Similarly, in May 2021, a Swedish national population-based cohort study has shown better survival with BCS than with the mastectomy irrespective of RT. This relates to a 6-Year Follow-up of 48 986 women that investigated the association of socioeconomic factors and comorbidity with overall and breast cancer-specific survival after BCS with radiotherapy and mastectomy with and without postoperative radiotherapy.
For this reason, if both surgical techniques are possible, mastectomy should not be regarded as equal to breast conservation.
Is Breast Conservative Surgery always the best option?
Mastectomy has become increasingly popular after Angelina Jolie announced she would undergo the procedure as a form of prevention. But every patient is different, and the key aspects to consider when cancer is diagnosed are different from preventative treatment choices.
There are many factors to take into account when deciding on which surgical procedure is the right one for each patient: the size of cancer and its association with breast volume, the location of the tumour in the breast, patient comorbidities and if there are any contraindications for postoperative radiotherapy.

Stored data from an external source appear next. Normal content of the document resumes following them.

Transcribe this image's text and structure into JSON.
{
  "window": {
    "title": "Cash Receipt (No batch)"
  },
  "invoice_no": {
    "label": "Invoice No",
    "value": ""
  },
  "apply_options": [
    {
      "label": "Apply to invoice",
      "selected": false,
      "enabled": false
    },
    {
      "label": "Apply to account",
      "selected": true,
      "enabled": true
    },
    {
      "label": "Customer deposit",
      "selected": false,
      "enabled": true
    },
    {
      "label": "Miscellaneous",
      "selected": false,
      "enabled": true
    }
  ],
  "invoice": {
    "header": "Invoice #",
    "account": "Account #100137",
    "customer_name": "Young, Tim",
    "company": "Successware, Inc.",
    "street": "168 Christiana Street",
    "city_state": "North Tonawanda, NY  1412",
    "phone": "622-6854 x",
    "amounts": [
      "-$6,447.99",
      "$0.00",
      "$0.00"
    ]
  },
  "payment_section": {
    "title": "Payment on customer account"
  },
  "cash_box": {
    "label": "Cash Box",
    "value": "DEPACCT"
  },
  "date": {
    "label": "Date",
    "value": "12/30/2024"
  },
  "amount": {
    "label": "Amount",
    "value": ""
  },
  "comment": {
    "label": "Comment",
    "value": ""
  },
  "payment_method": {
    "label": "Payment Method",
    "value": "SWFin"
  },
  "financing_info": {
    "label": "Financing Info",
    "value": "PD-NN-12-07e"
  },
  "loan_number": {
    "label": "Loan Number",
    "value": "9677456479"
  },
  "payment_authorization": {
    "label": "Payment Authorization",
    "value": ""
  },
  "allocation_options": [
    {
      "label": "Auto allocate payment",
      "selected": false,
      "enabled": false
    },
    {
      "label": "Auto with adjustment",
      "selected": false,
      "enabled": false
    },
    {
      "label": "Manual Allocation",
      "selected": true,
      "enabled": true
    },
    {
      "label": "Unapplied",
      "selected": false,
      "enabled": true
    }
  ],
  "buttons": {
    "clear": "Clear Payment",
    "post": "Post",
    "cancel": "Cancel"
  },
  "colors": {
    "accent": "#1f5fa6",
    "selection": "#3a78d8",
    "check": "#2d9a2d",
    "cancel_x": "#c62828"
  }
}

In the past, there were some standard indications for mastectomy. However, with the development of oncoplastic breast surgical techniques and the use of neoadjuvant (pre-operative) systemic treatments, these have now changed. The oncoplastic techniques can be used for conversion to breast-conserving surgery among women with large tumours relative to breast size that would otherwise require a mastectomy.
The oncoplastic techniques allow wide excision of large tumours or multiple tumours with the integration of plastic techniques for immediate breast reshaping without compromising the natural shape of the breast.
Historically, patients with multiple large lesions would have been advised to have a mastectomy. Today they are good candidates for BCS, which allows them to have a much-improved aesthetic outcome, as well as a better survival rate.
Radiotherapy concerns are a trigger for mastectomy
Another reason many women choose to have a mastectomy is that they are worried about the side effects of radiotherapy.
Having a mastectomy does not guarantee that you will not need to have radiotherapy as this will depend on the final tumour size, the characteristics of the tumour and the nodal status.
Modern radiotherapy is CT-based planning for better coverage of the breast and the lymph nodes and reduced dose to the heart.
Mastectomy, with or without reconstruction, compared to BCS, can have a higher complication rate, longer hospital stays and rehabilitation time, significant change in your body image, reduced quality of life, and difficulty coping for some women - consequences that might be avoided by opting for breast-conserving therapy if it can be done safely.
All the patients should be given the time to understand their diagnosis, surgical options and the benefits of mastectomy and breast conservation surgery before they make their final decision on which procedure they would like. Ultimately, patient compliance is vital for successful results and patient satisfaction.